Nematodes are microscopic roundworms. There are both good and bad nematodes. Many nematodes live in our soils and are
beneficial. But there are a number of
harmful species that attack plants. These nematodes insert their stylet mouth-part, much like a hypodermic
needle, into the tissue and suck out the plant juices.
Plants which are infested with nematodes may exhibit symptoms of stunting, yellowing and wilting. Further symptoms may be smaller and fewer leaves, and smaller fruit. Also, due to this feeding, the root knot nematode, in particular, will cause the plant cells to rapidly enlarge, thus developing characteristic bumps or knots on the roots.
What to do? If root knot nematodes are in your garden, take it seriously. Eradicating the garden of nematode pests is highly unlikely, but they can be managed with good sanitary procedures. Here are some measures:
·
Apply organic matter (OM) to the soil. OM will encourage the growth of beneficial
organisms, fungi, bacteria and good nematodes. They, in turn, will ‘attack’ the plant parasitic nematodes and deplete
their numbers. A note of interest, there
is one species of fungus that forms loops with its fungal threads. Nematodes will become stuck in these loops,
which will actually tighten, and eventually the nematode dies.
·
Crop rotation
Do not replant the same crop or any susceptible crop into infested soil. For instance, if you discover root knot
nematodes on your cucumbers, plant a resistant crop, like garlic or corn, in
place of the cucumbers. For best
results, do not plant with a susceptible crop for 3 years.
·
Keep the soil fallow. A more drastic form of
crop rotation is simply keeping the infested area fallow. This starves the nematodes. Do not allow any
crop, even weeds to grow there. But do add organic matter. Again, 3 years is
best.
·
Soil sterilization This involves covering the
infested area with a piece of clear plastic for at least one month and
preferably two. This should be done
during the hottest part of the year. In
hot climates with clear skies, enough heat can be produced underneath this tarp
to kill most of the nematodes.
·
Plan resistant varieties. The best control
against nematodes is to use resistant varieties. You may notice on a tomato
seed package the letters VFN. This means
that the variety is resistant to the fungus, Verticillium and Fusarium
and to the root knot nematode. Such
varieties include Celebrity and Better Boy. Asparagus, corn, garlic, onion, strawberry, zinnia, salvia and marigolds
are also resistant to root knot nematode.
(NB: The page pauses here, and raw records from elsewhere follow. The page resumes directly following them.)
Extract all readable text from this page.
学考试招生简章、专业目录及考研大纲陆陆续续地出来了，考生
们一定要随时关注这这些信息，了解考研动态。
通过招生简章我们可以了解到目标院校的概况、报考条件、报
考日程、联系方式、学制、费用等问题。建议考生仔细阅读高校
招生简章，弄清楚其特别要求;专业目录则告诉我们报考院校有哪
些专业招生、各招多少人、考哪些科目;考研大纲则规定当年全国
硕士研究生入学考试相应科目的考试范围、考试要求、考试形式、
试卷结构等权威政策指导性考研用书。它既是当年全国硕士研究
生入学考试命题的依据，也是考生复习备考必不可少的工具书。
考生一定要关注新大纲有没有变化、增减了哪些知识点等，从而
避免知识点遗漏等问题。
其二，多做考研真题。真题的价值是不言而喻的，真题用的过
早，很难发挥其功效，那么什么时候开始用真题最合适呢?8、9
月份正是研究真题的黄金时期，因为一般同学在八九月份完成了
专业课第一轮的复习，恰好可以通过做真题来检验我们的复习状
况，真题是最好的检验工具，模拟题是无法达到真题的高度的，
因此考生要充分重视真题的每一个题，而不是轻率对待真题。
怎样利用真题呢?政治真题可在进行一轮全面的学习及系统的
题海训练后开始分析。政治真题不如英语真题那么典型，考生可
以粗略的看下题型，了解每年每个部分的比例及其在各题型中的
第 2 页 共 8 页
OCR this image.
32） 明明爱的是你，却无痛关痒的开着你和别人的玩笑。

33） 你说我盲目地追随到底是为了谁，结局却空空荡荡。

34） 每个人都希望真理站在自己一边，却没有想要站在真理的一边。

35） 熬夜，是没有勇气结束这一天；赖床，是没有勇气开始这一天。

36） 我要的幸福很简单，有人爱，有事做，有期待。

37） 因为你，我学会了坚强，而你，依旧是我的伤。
Most Important: DO NOT SPREAD CONTAMINATED SOIL
Perhaps the most important aspect of controlling nematodes
is to stop them from spreading throughout the garden. If your tomato patch is newly infested with
nematodes, keep those nematodes there. Nematodes will slowly spread in the soil
by themselves. Don’t help them by
carrying soil from the infested area to other areas, or by carrying around
contaminated dirt clinging to garden tools and shoes. Work in an infested area last. Always clean tools
and shoes. Be cautious when receiving
potted plants from other gardens or even from a nursery that has non-sterilized
soil.
Marigolds have
been reported for many years as a way of reducing the nemotode populations. The
French marigolds are most effective; varieties include Nemagold, Petite Blanc,
Queen Sophia, and Tangerine. Unfortunately,
planting a few marigolds next to each susceptible plant will NOT eliminate the
problem. To be effective, the entire infested area needs to be planted in
marigolds, each plant about 7 inches apart. The flowers must be planted for a minimum of two months and then turned
under. The area also needs to be kept free of weeds. Then, root knot sensitive
plants can be planted back into that area the following planting season. Replanting
marigolds every other year will almost certainly be necessary.